Ninguém tinha levado, então Jacin ofereceu sua faca. Eles se revezaram cortando pedaços pequenos de bolo e cobertura, comendo com os dedos até o bolo parecer a superfície cheia de crateras da Lua.
Naturalmente, Cinder sujou um pouco o vestido, deixando uma mancha de glacê amarelo na saia ampla. Ela ficou envergonhada, mas Iko ajeitou o caimento da saia para que as dobras a escondessem.
— Foi inevitável — disse Iko, com uma piscadela. — É parte do seu charme.
Cinder começou a rir, mas ficou em silêncio de repente por causa de um soluço no peito.
Ela olhou ao redor, para os sorrisos e braços passados por ombros, e para Winter lambendo glacê dos dedos. Para o bolo caseiro. Para a reunião de amigos. Uma comemoração para ela. Eram coisas bobas demais para deixarem uma pessoa impressionada, mas ela não conseguiu evitar. Nunca tivera esse tipo de coisa.

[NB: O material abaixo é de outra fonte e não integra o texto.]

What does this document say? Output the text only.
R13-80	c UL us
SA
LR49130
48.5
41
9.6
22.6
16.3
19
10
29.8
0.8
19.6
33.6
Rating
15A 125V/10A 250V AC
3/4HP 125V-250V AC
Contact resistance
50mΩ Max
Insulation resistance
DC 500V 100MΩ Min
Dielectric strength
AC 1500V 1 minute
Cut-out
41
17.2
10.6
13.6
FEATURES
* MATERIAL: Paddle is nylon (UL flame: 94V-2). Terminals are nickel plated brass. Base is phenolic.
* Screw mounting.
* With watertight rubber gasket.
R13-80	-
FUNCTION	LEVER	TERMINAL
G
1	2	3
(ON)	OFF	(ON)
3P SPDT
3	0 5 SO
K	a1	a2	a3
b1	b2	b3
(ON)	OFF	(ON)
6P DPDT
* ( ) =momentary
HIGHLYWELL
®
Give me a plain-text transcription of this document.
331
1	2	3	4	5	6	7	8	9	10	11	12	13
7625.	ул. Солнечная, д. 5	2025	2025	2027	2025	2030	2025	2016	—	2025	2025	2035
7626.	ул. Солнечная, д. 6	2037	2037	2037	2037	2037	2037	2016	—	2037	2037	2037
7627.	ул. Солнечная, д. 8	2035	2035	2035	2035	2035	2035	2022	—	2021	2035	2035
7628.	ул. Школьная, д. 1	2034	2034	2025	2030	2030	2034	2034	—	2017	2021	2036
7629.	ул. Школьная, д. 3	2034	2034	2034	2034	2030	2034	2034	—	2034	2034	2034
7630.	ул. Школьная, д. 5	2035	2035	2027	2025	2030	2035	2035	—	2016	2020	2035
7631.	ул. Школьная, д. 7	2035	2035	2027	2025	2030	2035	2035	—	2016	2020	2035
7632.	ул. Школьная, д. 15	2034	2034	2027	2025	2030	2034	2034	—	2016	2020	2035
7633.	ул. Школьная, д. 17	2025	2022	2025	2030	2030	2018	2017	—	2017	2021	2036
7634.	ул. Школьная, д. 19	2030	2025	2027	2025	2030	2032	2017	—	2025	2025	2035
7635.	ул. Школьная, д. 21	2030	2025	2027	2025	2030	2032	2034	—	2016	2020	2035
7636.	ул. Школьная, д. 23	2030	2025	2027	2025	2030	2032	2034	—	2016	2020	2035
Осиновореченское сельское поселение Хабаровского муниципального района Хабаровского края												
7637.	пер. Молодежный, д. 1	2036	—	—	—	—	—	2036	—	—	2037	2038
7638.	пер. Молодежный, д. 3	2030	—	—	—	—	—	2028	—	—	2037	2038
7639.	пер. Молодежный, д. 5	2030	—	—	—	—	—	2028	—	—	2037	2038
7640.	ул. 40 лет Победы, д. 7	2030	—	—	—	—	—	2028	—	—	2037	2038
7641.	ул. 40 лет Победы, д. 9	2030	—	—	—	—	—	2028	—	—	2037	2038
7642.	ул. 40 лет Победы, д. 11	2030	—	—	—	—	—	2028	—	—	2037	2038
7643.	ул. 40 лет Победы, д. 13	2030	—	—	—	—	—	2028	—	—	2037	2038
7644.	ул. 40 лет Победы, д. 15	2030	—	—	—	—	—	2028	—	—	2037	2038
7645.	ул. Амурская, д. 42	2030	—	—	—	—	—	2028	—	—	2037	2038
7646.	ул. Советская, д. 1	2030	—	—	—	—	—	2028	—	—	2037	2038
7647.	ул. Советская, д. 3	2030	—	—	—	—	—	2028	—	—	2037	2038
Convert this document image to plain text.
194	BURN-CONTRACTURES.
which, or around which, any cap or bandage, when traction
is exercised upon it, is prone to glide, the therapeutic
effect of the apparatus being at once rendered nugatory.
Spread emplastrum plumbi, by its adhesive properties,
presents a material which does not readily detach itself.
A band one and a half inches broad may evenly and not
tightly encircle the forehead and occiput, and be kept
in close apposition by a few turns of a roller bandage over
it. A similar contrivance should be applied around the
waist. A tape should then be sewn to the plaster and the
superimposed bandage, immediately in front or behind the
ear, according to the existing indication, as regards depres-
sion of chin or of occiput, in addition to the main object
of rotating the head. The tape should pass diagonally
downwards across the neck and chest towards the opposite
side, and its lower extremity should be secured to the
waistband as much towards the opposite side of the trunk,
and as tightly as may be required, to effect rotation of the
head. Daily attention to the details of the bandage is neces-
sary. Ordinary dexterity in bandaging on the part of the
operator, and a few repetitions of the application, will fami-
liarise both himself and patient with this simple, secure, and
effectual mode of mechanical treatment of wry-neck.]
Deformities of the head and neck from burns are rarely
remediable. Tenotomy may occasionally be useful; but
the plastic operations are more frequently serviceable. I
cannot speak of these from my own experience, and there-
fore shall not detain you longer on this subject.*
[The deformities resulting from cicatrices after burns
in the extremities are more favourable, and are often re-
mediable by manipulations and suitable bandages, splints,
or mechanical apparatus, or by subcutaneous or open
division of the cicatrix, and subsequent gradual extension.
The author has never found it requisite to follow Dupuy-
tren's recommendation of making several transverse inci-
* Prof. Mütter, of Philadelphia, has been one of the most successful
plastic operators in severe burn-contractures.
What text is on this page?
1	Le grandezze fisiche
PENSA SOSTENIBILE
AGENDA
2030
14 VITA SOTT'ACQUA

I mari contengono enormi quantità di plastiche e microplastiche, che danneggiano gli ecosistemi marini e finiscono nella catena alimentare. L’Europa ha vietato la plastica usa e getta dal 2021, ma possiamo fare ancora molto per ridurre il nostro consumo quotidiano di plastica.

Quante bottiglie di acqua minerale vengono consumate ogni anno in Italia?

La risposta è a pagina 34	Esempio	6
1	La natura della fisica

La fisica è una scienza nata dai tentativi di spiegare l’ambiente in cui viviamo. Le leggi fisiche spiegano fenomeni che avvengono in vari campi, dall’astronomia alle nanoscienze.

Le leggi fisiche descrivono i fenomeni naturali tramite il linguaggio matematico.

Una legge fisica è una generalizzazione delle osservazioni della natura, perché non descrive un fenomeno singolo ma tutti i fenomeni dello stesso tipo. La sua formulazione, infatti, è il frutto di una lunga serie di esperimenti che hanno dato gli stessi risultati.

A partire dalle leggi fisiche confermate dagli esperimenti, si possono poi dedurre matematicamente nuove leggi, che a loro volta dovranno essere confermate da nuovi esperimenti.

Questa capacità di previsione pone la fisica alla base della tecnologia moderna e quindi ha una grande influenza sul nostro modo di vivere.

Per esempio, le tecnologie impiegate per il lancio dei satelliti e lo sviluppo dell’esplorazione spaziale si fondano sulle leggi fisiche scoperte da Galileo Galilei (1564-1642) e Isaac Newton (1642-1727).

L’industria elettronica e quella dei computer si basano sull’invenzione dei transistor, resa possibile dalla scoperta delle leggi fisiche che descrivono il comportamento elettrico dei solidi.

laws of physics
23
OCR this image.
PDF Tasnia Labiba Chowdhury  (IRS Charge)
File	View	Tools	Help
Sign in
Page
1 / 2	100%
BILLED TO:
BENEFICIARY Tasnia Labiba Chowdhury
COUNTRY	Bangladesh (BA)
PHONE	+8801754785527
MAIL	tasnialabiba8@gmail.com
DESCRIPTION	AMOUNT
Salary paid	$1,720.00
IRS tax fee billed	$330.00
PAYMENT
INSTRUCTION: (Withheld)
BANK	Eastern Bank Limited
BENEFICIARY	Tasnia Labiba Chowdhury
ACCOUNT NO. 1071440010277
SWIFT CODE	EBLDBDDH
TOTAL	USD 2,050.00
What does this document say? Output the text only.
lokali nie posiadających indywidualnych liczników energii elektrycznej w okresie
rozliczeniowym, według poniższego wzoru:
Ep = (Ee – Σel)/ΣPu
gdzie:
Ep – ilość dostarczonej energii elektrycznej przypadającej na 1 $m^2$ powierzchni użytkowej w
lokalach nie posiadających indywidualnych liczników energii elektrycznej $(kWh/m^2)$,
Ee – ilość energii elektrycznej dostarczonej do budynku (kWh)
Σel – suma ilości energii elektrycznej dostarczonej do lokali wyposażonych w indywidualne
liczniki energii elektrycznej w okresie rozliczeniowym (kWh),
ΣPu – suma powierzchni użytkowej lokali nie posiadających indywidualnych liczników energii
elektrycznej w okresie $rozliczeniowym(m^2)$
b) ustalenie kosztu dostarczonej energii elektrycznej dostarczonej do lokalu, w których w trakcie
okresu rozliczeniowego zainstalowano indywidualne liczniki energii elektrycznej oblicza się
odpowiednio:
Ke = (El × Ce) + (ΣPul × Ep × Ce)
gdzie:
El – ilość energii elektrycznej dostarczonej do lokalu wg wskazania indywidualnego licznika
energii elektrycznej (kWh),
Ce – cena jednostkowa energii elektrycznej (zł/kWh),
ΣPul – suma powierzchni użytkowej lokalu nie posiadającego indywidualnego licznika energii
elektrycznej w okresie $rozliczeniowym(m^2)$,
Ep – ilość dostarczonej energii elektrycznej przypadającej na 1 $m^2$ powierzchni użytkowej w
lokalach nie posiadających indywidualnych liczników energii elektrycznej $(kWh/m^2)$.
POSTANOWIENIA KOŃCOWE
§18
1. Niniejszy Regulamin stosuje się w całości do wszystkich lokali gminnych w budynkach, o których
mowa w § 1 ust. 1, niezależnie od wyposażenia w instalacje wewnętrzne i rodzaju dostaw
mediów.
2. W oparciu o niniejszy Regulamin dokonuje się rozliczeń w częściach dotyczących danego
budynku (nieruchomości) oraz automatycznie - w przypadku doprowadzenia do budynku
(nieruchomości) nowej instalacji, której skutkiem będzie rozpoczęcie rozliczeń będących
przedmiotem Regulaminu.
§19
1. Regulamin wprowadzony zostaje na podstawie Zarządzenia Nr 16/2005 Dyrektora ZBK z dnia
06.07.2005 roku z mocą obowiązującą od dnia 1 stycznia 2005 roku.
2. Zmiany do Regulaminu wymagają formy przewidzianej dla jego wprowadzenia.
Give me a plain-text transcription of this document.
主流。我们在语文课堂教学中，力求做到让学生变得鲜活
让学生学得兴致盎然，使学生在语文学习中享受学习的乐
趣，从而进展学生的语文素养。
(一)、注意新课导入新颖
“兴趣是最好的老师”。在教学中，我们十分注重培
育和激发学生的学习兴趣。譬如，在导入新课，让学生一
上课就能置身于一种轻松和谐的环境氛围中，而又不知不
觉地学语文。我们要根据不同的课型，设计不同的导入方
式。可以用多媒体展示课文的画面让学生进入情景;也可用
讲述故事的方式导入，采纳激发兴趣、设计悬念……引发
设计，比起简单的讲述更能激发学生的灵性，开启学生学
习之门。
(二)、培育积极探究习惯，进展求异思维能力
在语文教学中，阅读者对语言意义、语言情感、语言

Um sentimento de gratidão inflou seu peito, e, apesar de ainda estar nervosa, ainda apavorada, ela percebeu que estava mais leve do que se sentia em dias.
— Vossa Majestade?
Ela levantou o rosto. Kinney tinha voltado.
— Está na hora.
Cinder engoliu em seco e se levantou, o coração disparado. O clima festivo ficou sério.
Lobo, que estava segurando a faca, comeu alguns pedaços de bolo antes de devolvê-la para Jacin. Jacin lançou um olhar para a lâmina coberta de glacê e farelos e enfiou no bolo, para que ficasse guardada.
— Estou pronta — disse Cinder. Sua respiração ficou difícil e o vestido apertava sua barriga. — Eu estou pronta, não estou?
— Espere. — Iko virou Cinder para si. — Sorria.
Cinder deu um sorriso nervoso, e Iko assentiu com orgulho.
— Não tem nada nos seus dentes. Eu diria que você está pronta.
Os amigos se reuniram em torno dela e deram um abraço atrás do outro.
Até que chegou em Kai, que passou os braços pela cintura dela e a beijou. Ele estava com gosto de glacê de limão.
Thorne assobiou. Iko ficou extasiada. O beijou terminou rápido demais.
— Qual foi o objetivo disso? — sussurrou Cinder para ele.
Kai passou o braço ao redor do ombro dela e a guiou para fora dos aposentos da rainha.
— Eu só estava pensando no futuro bom — disse ele. — Aquele que vai incluir você.


A coroação oficial da rainha Selene Channary Jannali Blackburn foi, em alguns aspectos, um evento íntimo e, em outros, uma sensação intergaláctica. Cinder fez um sorteio de ingressos para que todos os setores de Luna fossem representados, e todos os convidados juntos formavam uma plateia de algumas centenas de pessoas, que não ocupavam nem metade das cadeiras que foram colocadas para a cerimônia de Levana e Kai algumas semanas antes.
A filmagem foi transmitida, não só para todos os setores de Luna como também para todas as atualizações de notícias da Terra que se mostraram interessadas. Foi a transmissão mais vista da terceira era.
Enquanto Cinder andava pelo corredor infinito com o tapete preto, tentou não pensar em todas as pessoas do universo que lhe assistiam. Tentou não se perguntar se a estavam julgando e admirando, com medo ou admiração. Ela tentou não adivinhar quantos a viam como uma princesa perdida ou como uma ciborgue patética, uma justiceira ou uma criminosa, uma revolucionária ou uma mecânica inferior que tinha tido sorte.
Ela tentou não pensar na mancha de glacê amarelo no vestido de valor inestimável.
Kai e Winter estavam no altar, iluminados pelo brilho de esferas cintilantes, Winter segurando a coroa de rainha e Kai, um cetro cerimonial. Juntos, eles representavam Terra e Luna aceitando o direito dela de governar. Os outros amigos estavam nos assentos reservados na fileira da frente. Thorne, no corredor, esticou a mão quando Cinder passou. Ela riu e deu um “toca aqui” antes de subir a escada.
Winter piscou para ela.
— Muito bem, amiga Cinder. Você não tropeçou. A parte difícil já passou.
Kai deu um sorriso que era só para Cinder, apesar de o universo todo estar olhando.
— Ela está certa, essa é mesmo a parte difícil.
— Graças às estrelas — sussurrou Cinder. — Agora vamos acabar logo com isso.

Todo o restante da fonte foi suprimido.